18. Verweerder zal worden veroordeeld in de proceskosten van eisers tot een bedrag van € 322,-, uitgaande van een zaak van gemiddeld gewicht en één proceshandeling.
III. Uitspraak
De Rechtbank Middelburg
verklaart het beroep gegrond;
vernietigt het besluit op bezwaar van 28 augustus 2008, voor zover het betreft:
- de bedragen en bepaalde passages van de bankgarantie;
- de exploitatieopzet (a);
- de exploitatieovereenkomst tussen de gemeente Terneuzen en ELD, met bijbehorend addendum (b);
- de exploitatieovereenkomsten tussen ELD en haar contractpartners (c);
- adviesnota’s van AKD Prinsen Van Wijmen van 6 en 23 november 2006 (d);
draagt verweerder op om een nieuw besluit op bezwaar te nemen met inachtneming van deze uitspraak en het besluit op bezwaar binnen twaalf weken na verzending van deze uitspraak aan eisers bekend te maken;
bepaalt dat de gemeente Terneuzen aan eisers het griffierecht ten bedrage van € 288,-(tweehonderdachtentachtig euro) vergoedt;
veroordeelt verweerder in de kosten van deze procedure, aan de zijde van eisers begroot op
€ 322,- (driehonderdtweeëntwintig euro), te betalen door de gemeente Terneuzen aan eisers.
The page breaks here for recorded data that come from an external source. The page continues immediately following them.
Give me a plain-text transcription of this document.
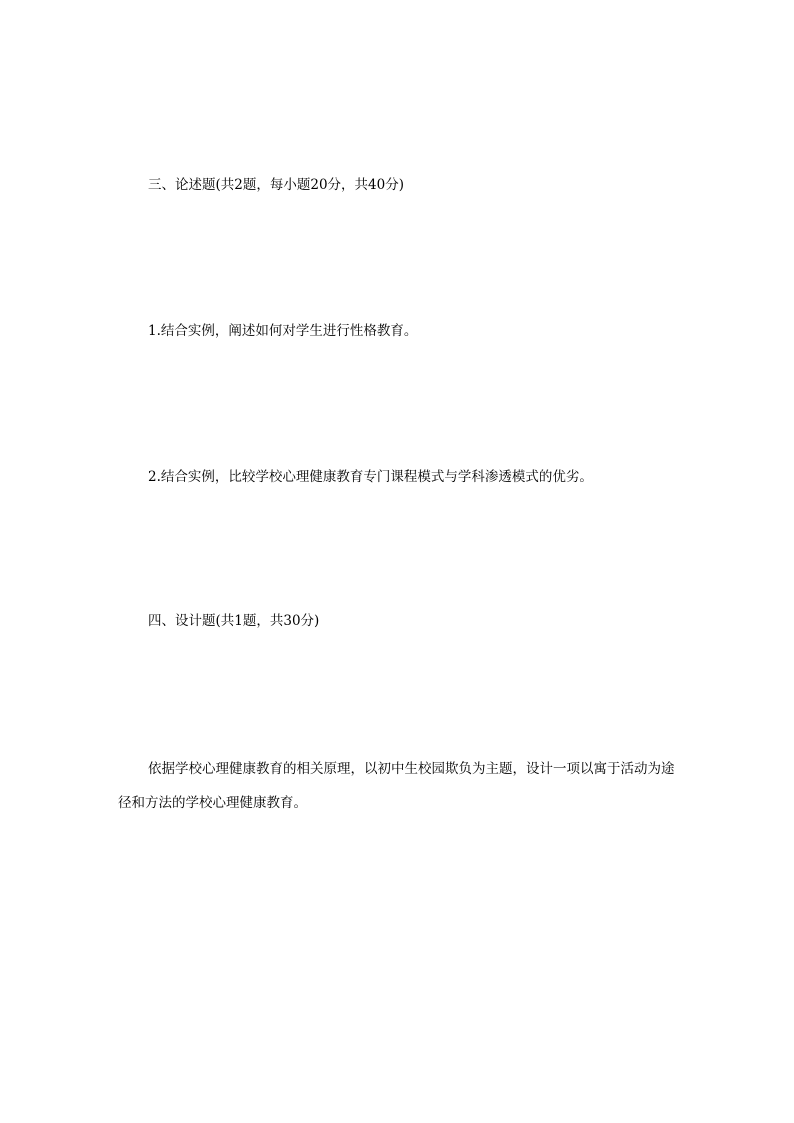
三、论述题(共2题，每小题20分，共40分)
1.结合实例，阐述如何对学生进行性格教育。
2.结合实例，比较学校心理健康教育专门课程模式与学科渗透模式的优劣。
四、设计题(共1题，共30分)
依据学校心理健康教育的相关原理，以初中生校园欺负为主题，设计一项以寓于活动为途径和方法的学校心理健康教育。
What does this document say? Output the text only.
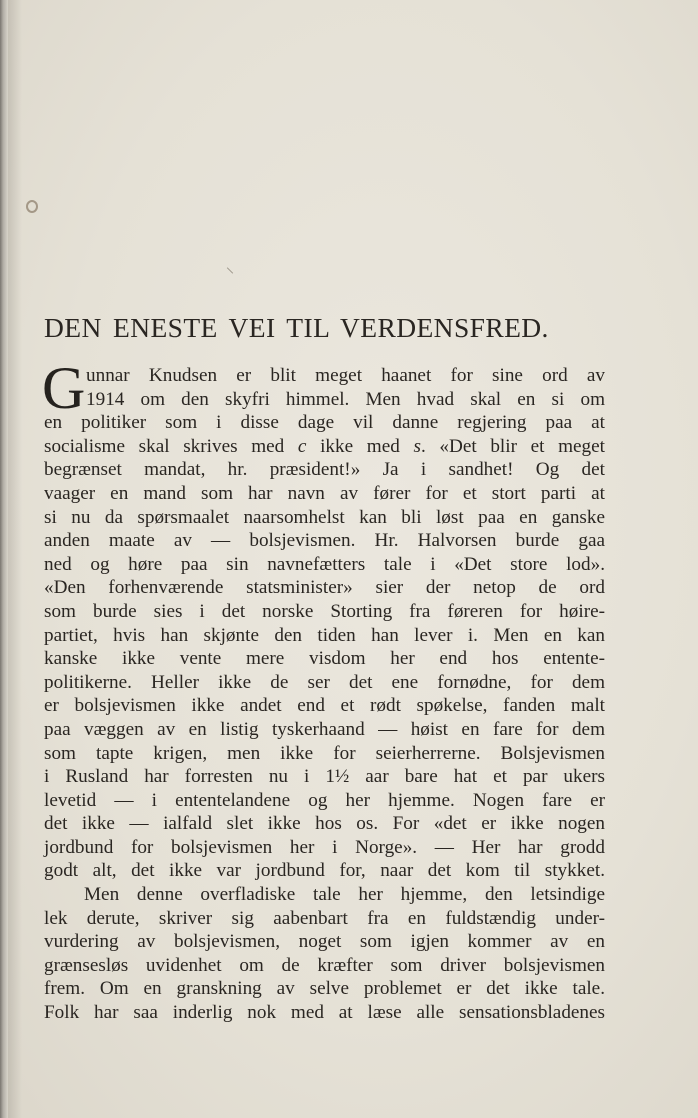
DEN ENESTE VEI TIL VERDENSFRED.
G unnar Knudsen er blit meget haanet for sine ord av
1914 om den skyfri himmel. Men hvad skal en si om
en politiker som i disse dage vil danne regjering paa at
socialisme skal skrives med c ikke med s. «Det blir et meget
begrænset mandat, hr. præsident!» Ja i sandhet! Og det
vaager en mand som har navn av fører for et stort parti at
si nu da spørsmaalet naarsomhelst kan bli løst paa en ganske
anden maate av — bolsjevismen. Hr. Halvorsen burde gaa
ned og høre paa sin navnefætters tale i «Det store lod».
«Den forhenværende statsminister» sier der netop de ord
som burde sies i det norske Storting fra føreren for høire-
partiet, hvis han skjønte den tiden han lever i. Men en kan
kanske ikke vente mere visdom her end hos entente-
politikerne. Heller ikke de ser det ene fornødne, for dem
er bolsjevismen ikke andet end et rødt spøkelse, fanden malt
paa væggen av en listig tyskerhaand — høist en fare for dem
som tapte krigen, men ikke for seierherrerne. Bolsjevismen
i Rusland har forresten nu i 1½ aar bare hat et par ukers
levetid — i ententelandene og her hjemme. Nogen fare er
det ikke — ialfald slet ikke hos os. For «det er ikke nogen
jordbund for bolsjevismen her i Norge». — Her har grodd
godt alt, det ikke var jordbund for, naar det kom til stykket.
Men denne overfladiske tale her hjemme, den letsindige
lek derute, skriver sig aabenbart fra en fuldstændig under-
vurdering av bolsjevismen, noget som igjen kommer av en
grænsesløs uvidenhet om de kræfter som driver bolsjevismen
frem. Om en granskning av selve problemet er det ikke tale.
Folk har saa inderlig nok med at læse alle sensationsbladenes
Deze uitspraak is gedaan door mr. G.H. Nomes, in tegenwoordigheid van W.J. Steenbergen, griffier, en op 31 december 2009 in het openbaar uitgesproken.
Tegen deze uitspraak kan een belanghebbende hoger beroep instellen.
Het instellen van het hoger beroep geschiedt door het indienen van een beroepschrift bij de Afdeling bestuursrechtspraak van de Raad van State, Postbus 20019, 2500 EA 's-Gravenhage, binnen zes weken na de dag van verzending van deze uitspraak.
Nota bene:
In deze uitspraak is het beroep (deels) gegrond verklaard en is het bestreden besluit vernietigd.
Als de rechtbank daarbij gronden van uw beroep uitdrukkelijk heeft verworpen en u wilt daarin niet berusten, moet daartegen binnen bovengenoemde termijn hoger beroep worden ingesteld.